Berdasarkan jurnal "Perjuangan Emansipasi Organisasi Wanita Taman Siswa di Yogyakarta Tahun 1922-1945" karya Wahyu Sujadi (2013), disebutkan organisasi ini mendapatkan tanggapan kurang baik dari penjajah. Puncaknya saat Belanda menutup kegiatan sekolah di Taman Siswa. Namun, hal ini tidak menggetarkan Organisasi Wanita Taman Siswa yang tetap melaksanakan belajar-mengajar dengan cara gerilya pendidikan, dengan cara menggunakan rumah guru Taman Siswa sebagai lokasinya.
Saat penjajahan Jepang berkuasa, organisasi dibubarkan pemerintah Jepang dan diganti dengan nama Fujinkai. Pada 1945, Organisasi Wanita Taman Siswa akhirnya melanjutkan perjuangan hak-hak kaum wanita setelah Proklamasi Kemerdekaan Indonesia.
4. Salah satu penggerak Kongres Perempuan 1 Yogyakarta

Nyi Hadjar juga diketahui menjadi salah satu dari tiga wanita penggerak Kongres Perempuan 1 di Yogyakarta yang digelar pada 1928. Dalam kongres ini, ia mewakili Organisasi Wanita Taman Siswa.
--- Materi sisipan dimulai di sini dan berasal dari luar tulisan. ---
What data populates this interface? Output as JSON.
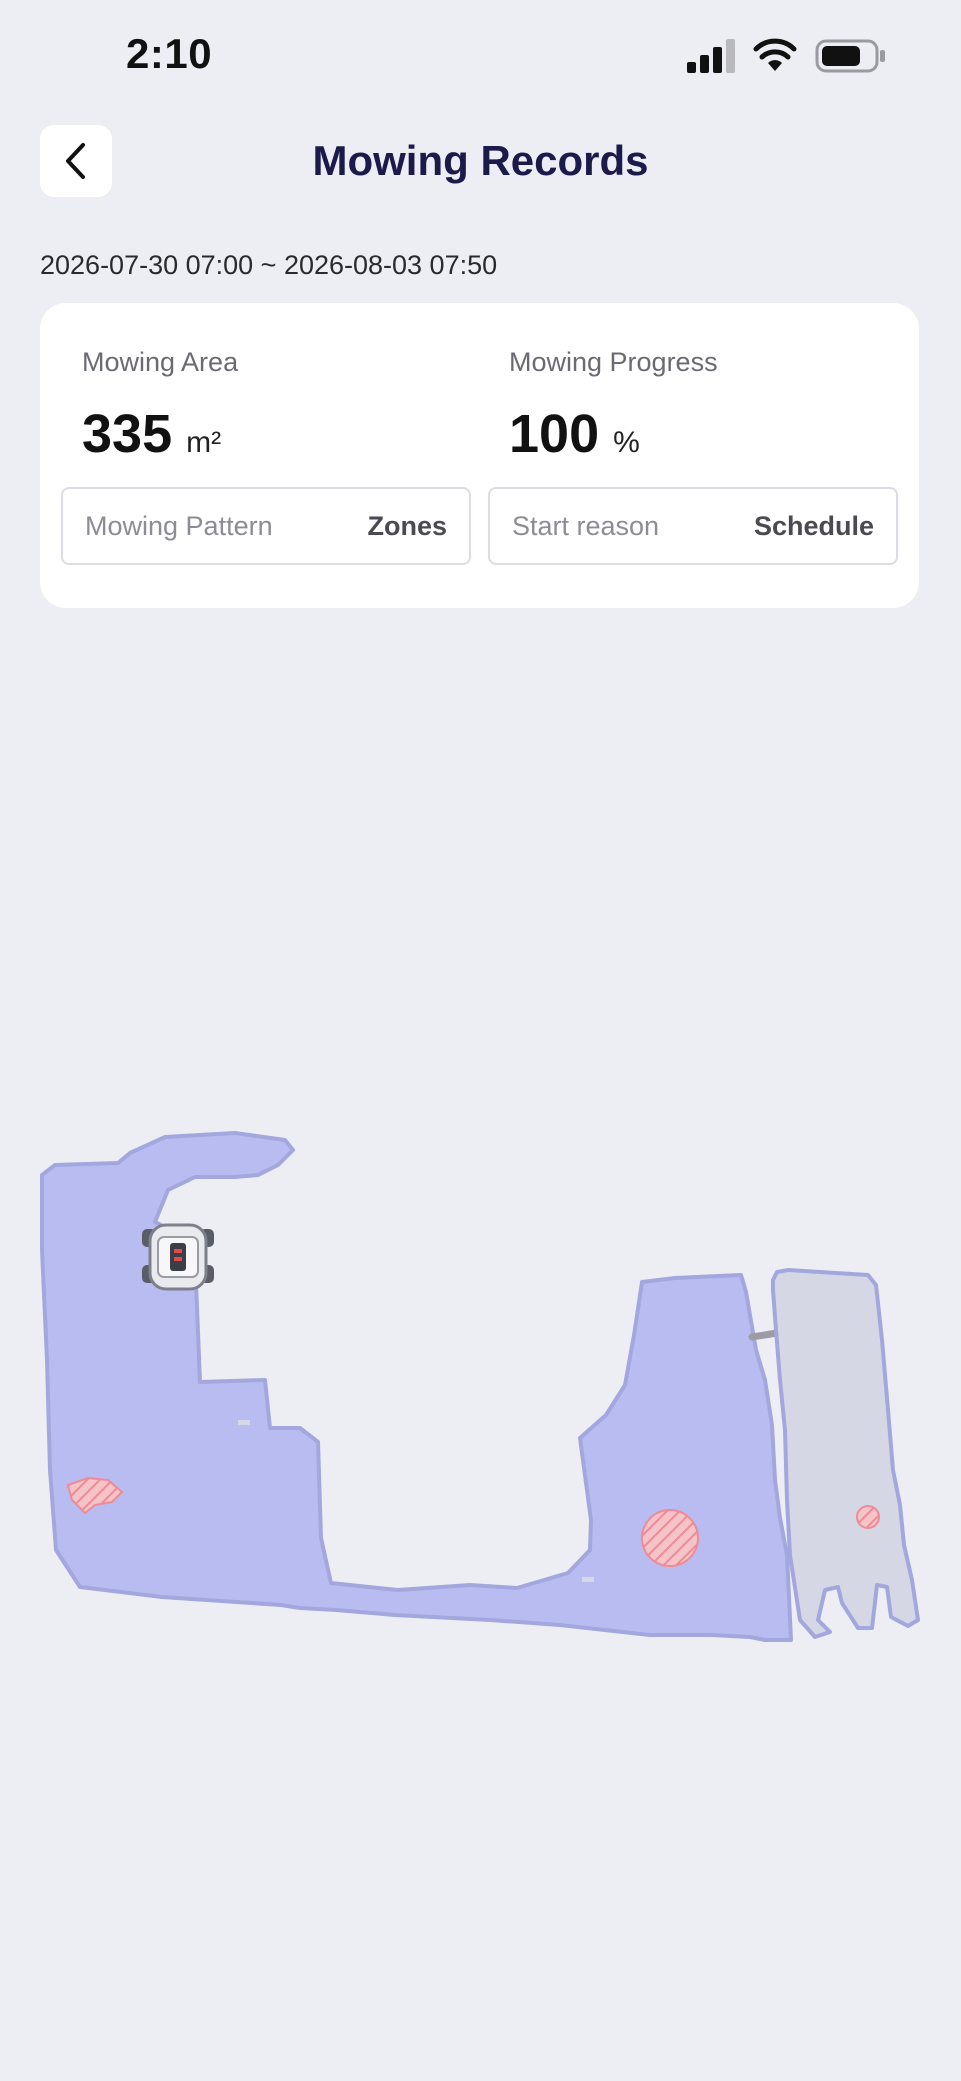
{
  "status_bar": {
    "time": "2:10"
  },
  "header": {
    "title": "Mowing Records"
  },
  "record": {
    "date_range": "2026-07-30 07:00 ~ 2026-08-03 07:50",
    "mowing_area": {
      "label": "Mowing Area",
      "value": "335",
      "unit": "m²"
    },
    "mowing_progress": {
      "label": "Mowing Progress",
      "value": "100",
      "unit": "%"
    },
    "mowing_pattern": {
      "label": "Mowing Pattern",
      "value": "Zones"
    },
    "start_reason": {
      "label": "Start reason",
      "value": "Schedule"
    }
  },
  "map": {
    "colors": {
      "mowed_zone": "#b8bcf0",
      "zone_border": "#a3a7de",
      "unmowed_zone": "#d5d7e4",
      "obstacle": "#ee8b95"
    }
  },
  "icons": {
    "back": "chevron-left-icon",
    "signal": "signal-bars-icon",
    "wifi": "wifi-icon",
    "battery": "battery-icon",
    "mower": "robot-mower-icon"
  }
}
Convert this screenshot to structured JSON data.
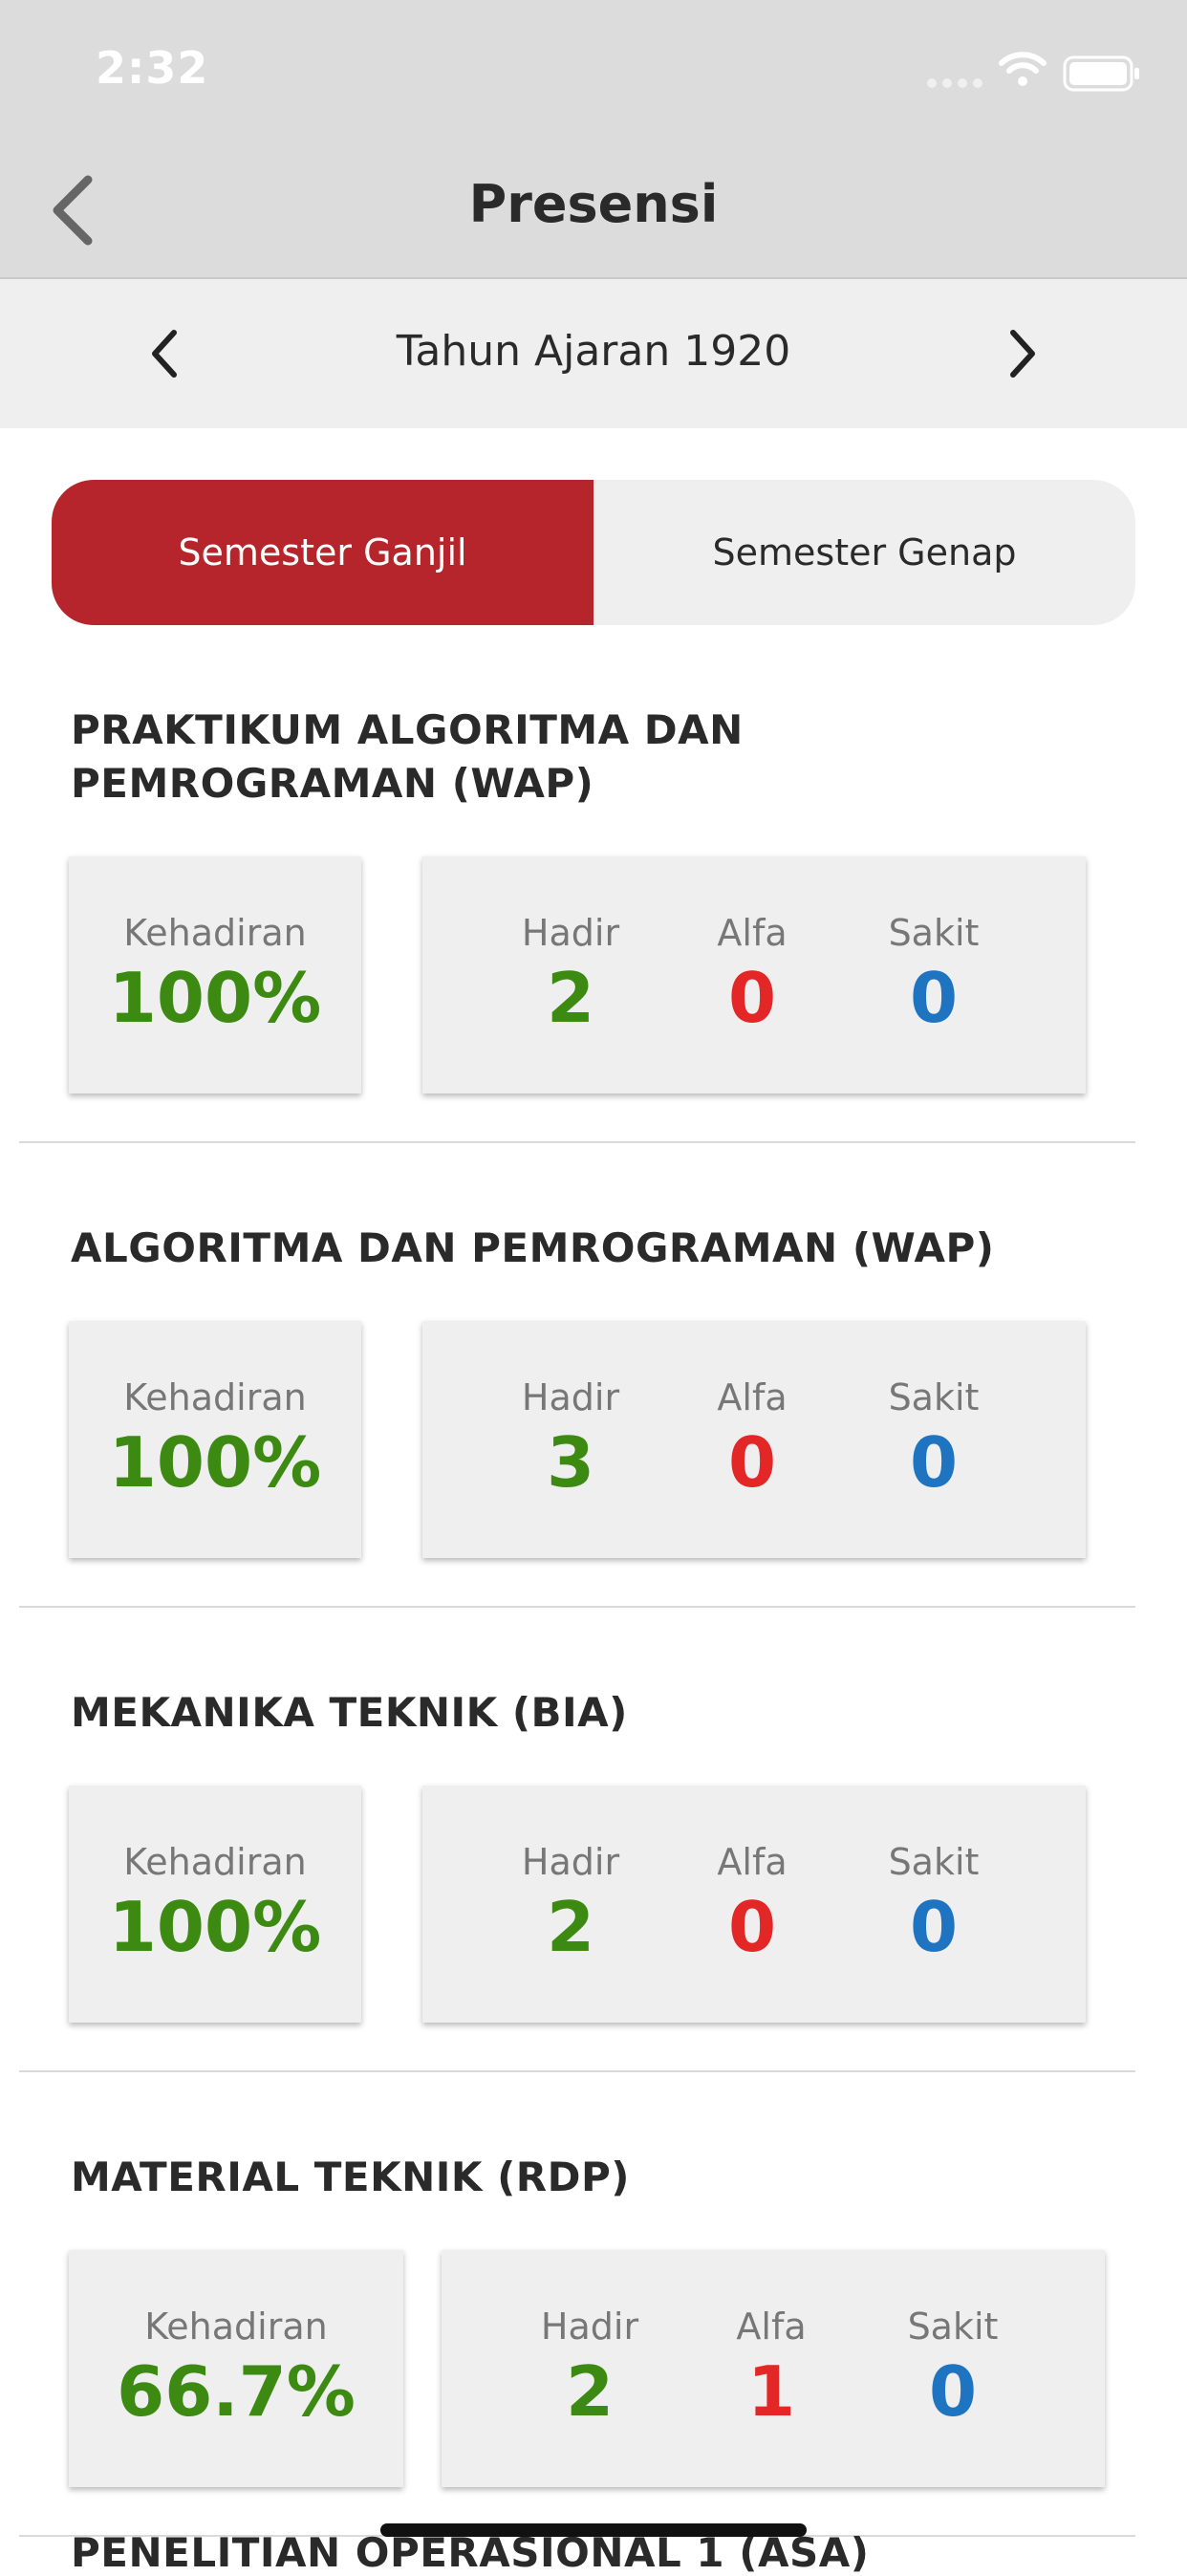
{
  "status_bar": {
    "time": "2:32"
  },
  "header": {
    "title": "Presensi"
  },
  "year_selector": {
    "label": "Tahun Ajaran 1920"
  },
  "semester_tabs": [
    {
      "label": "Semester Ganjil",
      "active": true
    },
    {
      "label": "Semester Genap",
      "active": false
    }
  ],
  "labels": {
    "attendance": "Kehadiran",
    "present": "Hadir",
    "absent": "Alfa",
    "sick": "Sakit"
  },
  "courses": [
    {
      "title": "PRAKTIKUM ALGORITMA DAN PEMROGRAMAN (WAP)",
      "attendance": "100%",
      "present": "2",
      "absent": "0",
      "sick": "0"
    },
    {
      "title": "ALGORITMA DAN PEMROGRAMAN (WAP)",
      "attendance": "100%",
      "present": "3",
      "absent": "0",
      "sick": "0"
    },
    {
      "title": "MEKANIKA TEKNIK (BIA)",
      "attendance": "100%",
      "present": "2",
      "absent": "0",
      "sick": "0"
    },
    {
      "title": "MATERIAL TEKNIK (RDP)",
      "attendance": "66.7%",
      "present": "2",
      "absent": "1",
      "sick": "0"
    }
  ],
  "next_course_title": "PENELITIAN OPERASIONAL 1 (ASA)",
  "colors": {
    "accent": "#b5252b",
    "present": "#3d8a12",
    "absent": "#e32626",
    "sick": "#1f74c2"
  }
}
Pada 1960-an, Nyi Hadjar menjadi bagian dalam pendirian Universitas Sarjanawiyata Tamansiswa, hingga menjabat sebagai rektor pada 1965. Nyi Hadjar juga menjalankan amanat Ki Hadjar untuk menjadikan rumah bekas peninggalannya sebagai museum yang kemudian diresmikan oleh Nyi Hadjar pada 2 Mei 1970.